In a clinical study of patients with CRC, prebiotic supplementation significantly increased IgG and IgM levels preoperatively [35]. However, postoperatively the supplementation enhanced the levels of IgG, IgA, total B lymphocytes (CD19+), and suppressor/cytotoxic T cells (CD3+CD8+). The use of prebiotics increased the level of transferrin, which relieved the inflammatory reaction of the body. The authors of this study concluded that prebiotic intake is recommended to improve serum immunologic indicators in patients with CRC a week before operation [35].
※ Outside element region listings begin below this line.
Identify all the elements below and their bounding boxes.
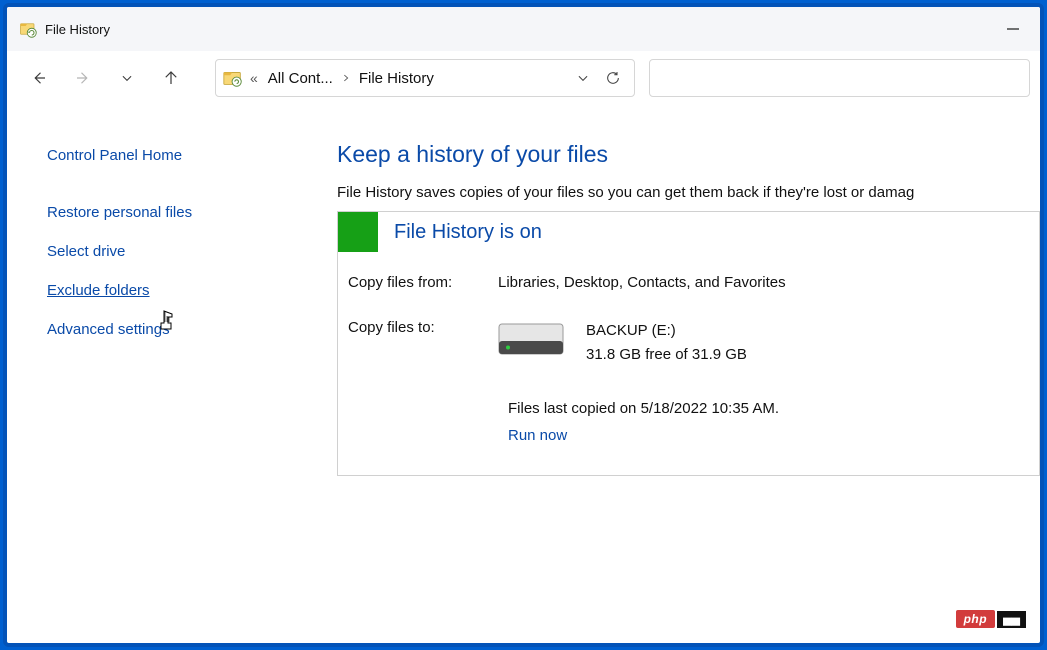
status-panel: File History is on Copy files from: Libr… [337, 211, 1040, 476]
up-button[interactable] [151, 58, 191, 98]
drive-space: 31.8 GB free of 31.9 GB [586, 343, 747, 367]
nav-row: « All Cont... File History [7, 51, 1040, 105]
status-indicator-icon [338, 212, 378, 252]
breadcrumb-seg-allcontrol[interactable]: All Cont... [262, 70, 339, 87]
copy-from-value: Libraries, Desktop, Contacts, and Favori… [498, 274, 1029, 291]
refresh-button[interactable] [598, 70, 628, 86]
titlebar: File History [7, 7, 1040, 51]
link-control-panel-home[interactable]: Control Panel Home [47, 145, 337, 166]
folder-icon [222, 67, 244, 89]
link-select-drive[interactable]: Select drive [47, 241, 337, 262]
address-dropdown[interactable] [568, 71, 598, 85]
page-heading: Keep a history of your files [337, 141, 1040, 168]
breadcrumb-seg-filehistory[interactable]: File History [353, 70, 440, 87]
badge-php: php [956, 610, 996, 628]
drive-icon [498, 323, 564, 357]
link-exclude-folders[interactable]: Exclude folders [47, 280, 337, 301]
back-button[interactable] [19, 58, 59, 98]
status-text: File History is on [378, 221, 542, 244]
page-description: File History saves copies of your files … [337, 184, 1040, 201]
watermark-badge: php ▅▅ [956, 609, 1026, 629]
forward-button[interactable] [63, 58, 103, 98]
badge-cn: ▅▅ [997, 611, 1026, 628]
recent-dropdown[interactable] [107, 58, 147, 98]
minimize-button[interactable] [998, 14, 1028, 44]
address-bar[interactable]: « All Cont... File History [215, 59, 635, 97]
link-run-now[interactable]: Run now [508, 427, 567, 444]
copy-from-label: Copy files from: [348, 274, 498, 291]
sidebar: Control Panel Home Restore personal file… [7, 105, 337, 643]
drive-name: BACKUP (E:) [586, 319, 747, 343]
copy-to-label: Copy files to: [348, 319, 498, 367]
file-history-icon [19, 20, 37, 38]
last-copied-text: Files last copied on 5/18/2022 10:35 AM. [508, 395, 1029, 422]
link-advanced-settings[interactable]: Advanced settings [47, 319, 337, 340]
main-pane: Keep a history of your files File Histor… [337, 105, 1040, 643]
breadcrumb-root-chevron[interactable]: « [246, 70, 262, 86]
window-title: File History [45, 22, 110, 37]
search-input[interactable] [649, 59, 1030, 97]
link-restore-personal-files[interactable]: Restore personal files [47, 202, 337, 223]
chevron-right-icon[interactable] [339, 73, 353, 83]
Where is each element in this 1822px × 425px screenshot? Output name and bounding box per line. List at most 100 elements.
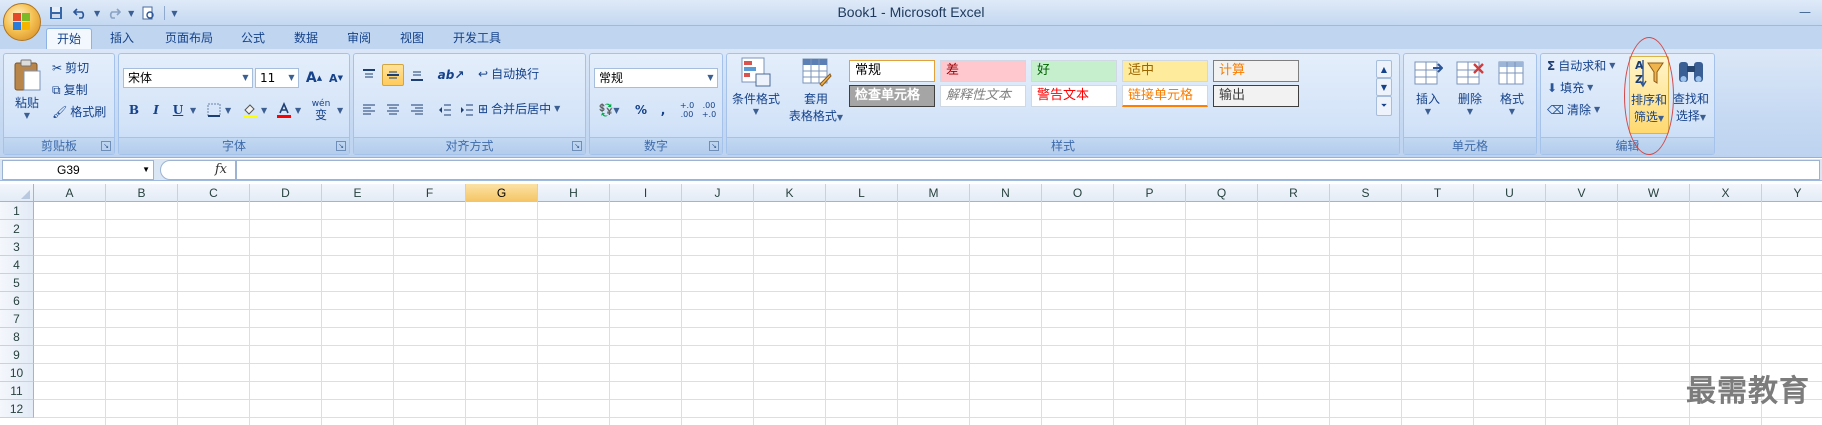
insert-cells-dropdown-icon[interactable]: ▼ xyxy=(1408,107,1448,116)
align-left-button[interactable] xyxy=(358,99,380,121)
align-center-button[interactable] xyxy=(382,99,404,121)
clear-dropdown-icon[interactable]: ▼ xyxy=(1594,100,1600,120)
column-header-s[interactable]: S xyxy=(1330,184,1402,202)
fill-color-button[interactable] xyxy=(239,99,261,121)
row-header-4[interactable]: 4 xyxy=(0,256,34,274)
font-color-dropdown-icon[interactable]: ▼ xyxy=(295,106,301,115)
merge-center-button[interactable]: ⊞ 合并后居中 ▼ xyxy=(478,99,560,119)
comma-button[interactable]: , xyxy=(652,99,674,121)
orientation-button[interactable]: ab↗ xyxy=(434,64,468,86)
style-warning[interactable]: 警告文本 xyxy=(1031,85,1117,107)
column-header-u[interactable]: U xyxy=(1474,184,1546,202)
column-header-c[interactable]: C xyxy=(178,184,250,202)
percent-button[interactable]: % xyxy=(630,99,652,121)
style-neutral[interactable]: 适中 xyxy=(1122,60,1208,82)
grow-font-button[interactable]: A ▲ xyxy=(303,67,325,89)
font-name-dropdown-icon[interactable]: ▼ xyxy=(239,69,252,87)
row-header-9[interactable]: 9 xyxy=(0,346,34,364)
format-painter-button[interactable]: 🖌 格式刷 xyxy=(52,102,106,122)
alignment-launcher-icon[interactable]: ↘ xyxy=(572,141,582,151)
style-linked-cell[interactable]: 链接单元格 xyxy=(1122,85,1208,107)
select-all-button[interactable] xyxy=(0,184,34,202)
autosum-dropdown-icon[interactable]: ▼ xyxy=(1609,56,1615,76)
fill-dropdown-icon[interactable]: ▼ xyxy=(1587,78,1593,98)
font-size-combo[interactable]: 11 ▼ xyxy=(255,68,299,88)
gallery-more-icon[interactable]: ⏷ xyxy=(1376,96,1392,116)
style-check-cell[interactable]: 检查单元格 xyxy=(849,85,935,107)
office-button[interactable] xyxy=(3,3,41,41)
row-header-7[interactable]: 7 xyxy=(0,310,34,328)
redo-icon[interactable] xyxy=(104,4,124,22)
row-header-11[interactable]: 11 xyxy=(0,382,34,400)
clear-button[interactable]: ⌫ 清除 ▼ xyxy=(1547,100,1600,120)
minimize-icon[interactable]: — xyxy=(1792,3,1818,21)
column-header-e[interactable]: E xyxy=(322,184,394,202)
tab-data[interactable]: 数据 xyxy=(284,28,328,50)
redo-dropdown-icon[interactable]: ▼ xyxy=(128,9,134,18)
gallery-scroll-down-icon[interactable]: ▼ xyxy=(1376,78,1392,96)
bold-button[interactable]: B xyxy=(123,99,145,121)
column-header-q[interactable]: Q xyxy=(1186,184,1258,202)
style-output[interactable]: 输出 xyxy=(1213,85,1299,107)
column-header-r[interactable]: R xyxy=(1258,184,1330,202)
conditional-format-button[interactable]: 条件格式 ▼ xyxy=(729,56,783,116)
print-preview-icon[interactable] xyxy=(138,4,158,22)
column-header-y[interactable]: Y xyxy=(1762,184,1822,202)
row-header-12[interactable]: 12 xyxy=(0,400,34,418)
number-format-combo[interactable]: 常规 ▼ xyxy=(594,68,718,88)
column-header-f[interactable]: F xyxy=(394,184,466,202)
style-bad[interactable]: 差 xyxy=(940,60,1026,82)
name-box[interactable]: G39 ▼ xyxy=(2,160,154,180)
find-select-button[interactable]: 查找和 选择▼ xyxy=(1671,56,1711,124)
phonetic-dropdown-icon[interactable]: ▼ xyxy=(337,106,343,115)
copy-button[interactable]: ⧉ 复制 xyxy=(52,80,88,100)
column-header-d[interactable]: D xyxy=(250,184,322,202)
style-normal[interactable]: 常规 xyxy=(849,60,935,82)
borders-button[interactable] xyxy=(203,99,225,121)
gallery-scroll-up-icon[interactable]: ▲ xyxy=(1376,60,1392,78)
align-right-button[interactable] xyxy=(406,99,428,121)
italic-button[interactable]: I xyxy=(145,99,167,121)
font-color-button[interactable] xyxy=(273,99,295,121)
number-format-dropdown-icon[interactable]: ▼ xyxy=(704,69,717,87)
phonetic-button[interactable]: wén 变 xyxy=(307,96,335,124)
column-header-a[interactable]: A xyxy=(34,184,106,202)
row-header-3[interactable]: 3 xyxy=(0,238,34,256)
tab-page-layout[interactable]: 页面布局 xyxy=(155,28,223,50)
increase-indent-button[interactable] xyxy=(456,99,478,121)
column-header-x[interactable]: X xyxy=(1690,184,1762,202)
decrease-decimal-button[interactable]: .00 +.0 xyxy=(698,99,720,121)
font-size-dropdown-icon[interactable]: ▼ xyxy=(285,69,298,87)
style-good[interactable]: 好 xyxy=(1031,60,1117,82)
delete-cells-button[interactable]: 删除 ▼ xyxy=(1450,58,1490,116)
fill-button[interactable]: ⬇ 填充 ▼ xyxy=(1547,78,1593,98)
fill-color-dropdown-icon[interactable]: ▼ xyxy=(261,106,267,115)
save-icon[interactable] xyxy=(46,4,66,22)
column-header-t[interactable]: T xyxy=(1402,184,1474,202)
cell-area[interactable] xyxy=(34,202,1822,425)
shrink-font-button[interactable]: A ▼ xyxy=(325,67,347,89)
tab-review[interactable]: 审阅 xyxy=(337,28,381,50)
column-header-j[interactable]: J xyxy=(682,184,754,202)
paste-button[interactable]: 粘贴 ▼ xyxy=(8,58,46,120)
insert-cells-button[interactable]: 插入 ▼ xyxy=(1408,58,1448,116)
align-bottom-button[interactable] xyxy=(406,64,428,86)
decrease-indent-button[interactable] xyxy=(434,99,456,121)
wrap-text-button[interactable]: ↩ 自动换行 xyxy=(478,64,539,84)
row-header-6[interactable]: 6 xyxy=(0,292,34,310)
column-header-o[interactable]: O xyxy=(1042,184,1114,202)
tab-developer[interactable]: 开发工具 xyxy=(443,28,511,50)
tab-home[interactable]: 开始 xyxy=(46,28,93,50)
tab-formulas[interactable]: 公式 xyxy=(231,28,275,50)
row-header-8[interactable]: 8 xyxy=(0,328,34,346)
paste-dropdown-icon[interactable]: ▼ xyxy=(8,111,46,120)
font-name-combo[interactable]: 宋体 ▼ xyxy=(123,68,253,88)
formula-input[interactable] xyxy=(236,160,1820,180)
style-calculation[interactable]: 计算 xyxy=(1213,60,1299,82)
column-header-w[interactable]: W xyxy=(1618,184,1690,202)
undo-icon[interactable] xyxy=(70,4,90,22)
autosum-button[interactable]: Σ 自动求和 ▼ xyxy=(1547,56,1615,76)
delete-cells-dropdown-icon[interactable]: ▼ xyxy=(1450,107,1490,116)
clipboard-launcher-icon[interactable]: ↘ xyxy=(101,141,111,151)
row-header-5[interactable]: 5 xyxy=(0,274,34,292)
Moreover, NVPS could activate macrophages in vitro to suppress colorectal cancer [87]. The mushroom Ganoderma lucidum (Lingzhi) polysaccharides (GLP), along with saponins extracted from Gynostemma pentaphyllum (GpS), an herbal tea, clearly improved the inflamed gut barrier of mice. This effect is mediated via reducing polyps, shifting colonic M1 to M2 macrophages, positively reverting E-cadherin/N-cadherin ratio, and down regulating oncogenic signaling molecules [23].

4. Conclusions

The use of prebiotics is a promising therapy strategy which is safe in different clinical settings. High fiber supplementation including prebiotics modifies a microbiota community significantly, increases SCFA-producing bacteria, amplifies functional pathways related to SCFA, and raises the levels of SCFA metabolites. Notably, most studies have shown that an increase in SCFAs is relevant to a significant decrease in tumor loads. Benefits from consumption of prebiotics include antimicrobial activities against gut pathogens, modulation of the immune system, reducing gut inflammation and colitis, prevention of CRC, gut homeostasis, and regulation of the host energy metabolism. Future prospects indicate that the intestinal microbiota can be enriched and regulated by the addition of prebiotics into the diet, with special emphasis on biologically active compounds existing in foods of plant origin and that can mitigate or attenuate the CRC development.